Hello, this is BBC News with Fiona MacDonald. President Trump has announced his nominee for the vacant seat on the US Supreme Court. He is Brett Kavanaugh, a 53-year-old conservative justice who serves on the US court of appeals in Washington. Accepting the nomination, Judge Kavanaugh said he believed a justice should interpret the Constitution as written. Peter Bowes reports. Brett Kavanaugh was the oldest and longest serving federal judge on Donald Trump's shortlist for the Supreme Court job. Describing the 53-year-old as one of the sharpest legal minds of our time, President Trump said he was a judge with impeccable credentials. He must now be confirmed by the Senate before taking his seat on the nine-member bench. This is one of the most significant announcements a US president can make. Mr. Kavanaugh will play a major role in defining US laws, possibly for decades to come and in doing so help define a legacy for Donald Trump.
A federal judge in California has rejected the Trump administration's request to allow the long-term detention of illegal immigrant children. The Justice Department has sought changes to a long-standing settlement that would permit the government to keep underage migrants in detention alongside their parents. This would have enabled a key part of Mr. Trump's executive order to end the separation of immigrant families. But judge Dolly Gee said the administration's request was a cynical attempt to shift immigration policy making to the courts.
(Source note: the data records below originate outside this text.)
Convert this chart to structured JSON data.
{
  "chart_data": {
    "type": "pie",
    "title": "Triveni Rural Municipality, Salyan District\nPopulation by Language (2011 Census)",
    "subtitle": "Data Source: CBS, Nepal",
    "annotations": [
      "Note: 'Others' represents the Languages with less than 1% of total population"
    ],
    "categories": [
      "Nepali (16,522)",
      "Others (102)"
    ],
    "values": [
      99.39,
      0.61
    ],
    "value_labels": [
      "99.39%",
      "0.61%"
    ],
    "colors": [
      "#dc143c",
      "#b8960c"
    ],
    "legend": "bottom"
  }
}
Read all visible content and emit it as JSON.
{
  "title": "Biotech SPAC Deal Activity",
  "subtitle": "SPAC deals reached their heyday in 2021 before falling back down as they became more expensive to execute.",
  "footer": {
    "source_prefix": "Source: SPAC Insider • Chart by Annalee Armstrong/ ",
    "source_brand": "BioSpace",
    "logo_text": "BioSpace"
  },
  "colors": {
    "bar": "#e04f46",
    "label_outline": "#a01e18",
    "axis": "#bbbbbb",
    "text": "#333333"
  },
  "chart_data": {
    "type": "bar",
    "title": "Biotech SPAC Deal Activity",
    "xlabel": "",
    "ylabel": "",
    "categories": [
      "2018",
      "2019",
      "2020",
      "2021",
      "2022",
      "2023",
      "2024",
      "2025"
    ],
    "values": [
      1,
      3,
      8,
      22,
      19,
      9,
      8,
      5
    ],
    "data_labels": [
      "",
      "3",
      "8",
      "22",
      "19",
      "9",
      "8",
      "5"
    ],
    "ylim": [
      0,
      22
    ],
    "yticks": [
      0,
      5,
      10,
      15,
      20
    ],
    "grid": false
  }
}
Leading members of the Conservative Party in Britain say Prime Minister Theresa May appears to have weathered an immediate challenge to her leadership. During a turbulent 24 hours, she lost two of her senior ministers over her Brexit strategy. The Foreign Minister Boris Johnson followed the chief Brexit negotiator out of the cabinet. Here's Alex Forsyth. In his resignation letter, Mr. Johnson said the Prime Minister was leading the UK into a semi-Brexit with the status of a colony. Nonetheless, Downing Street insisted there was no chance of revisiting the approach agreed by the cabinet at Chequers last week, claiming it delivered on the referendum result while protecting British jobs. With rumours of a leadership challenge swirling, Mrs. May addressed her party and was met with resounding cheers. Later, a group of Brexit-backing conservatives met in private. It's understood their focus was on changing the party's policy, not its leader for now. World news from the BBC.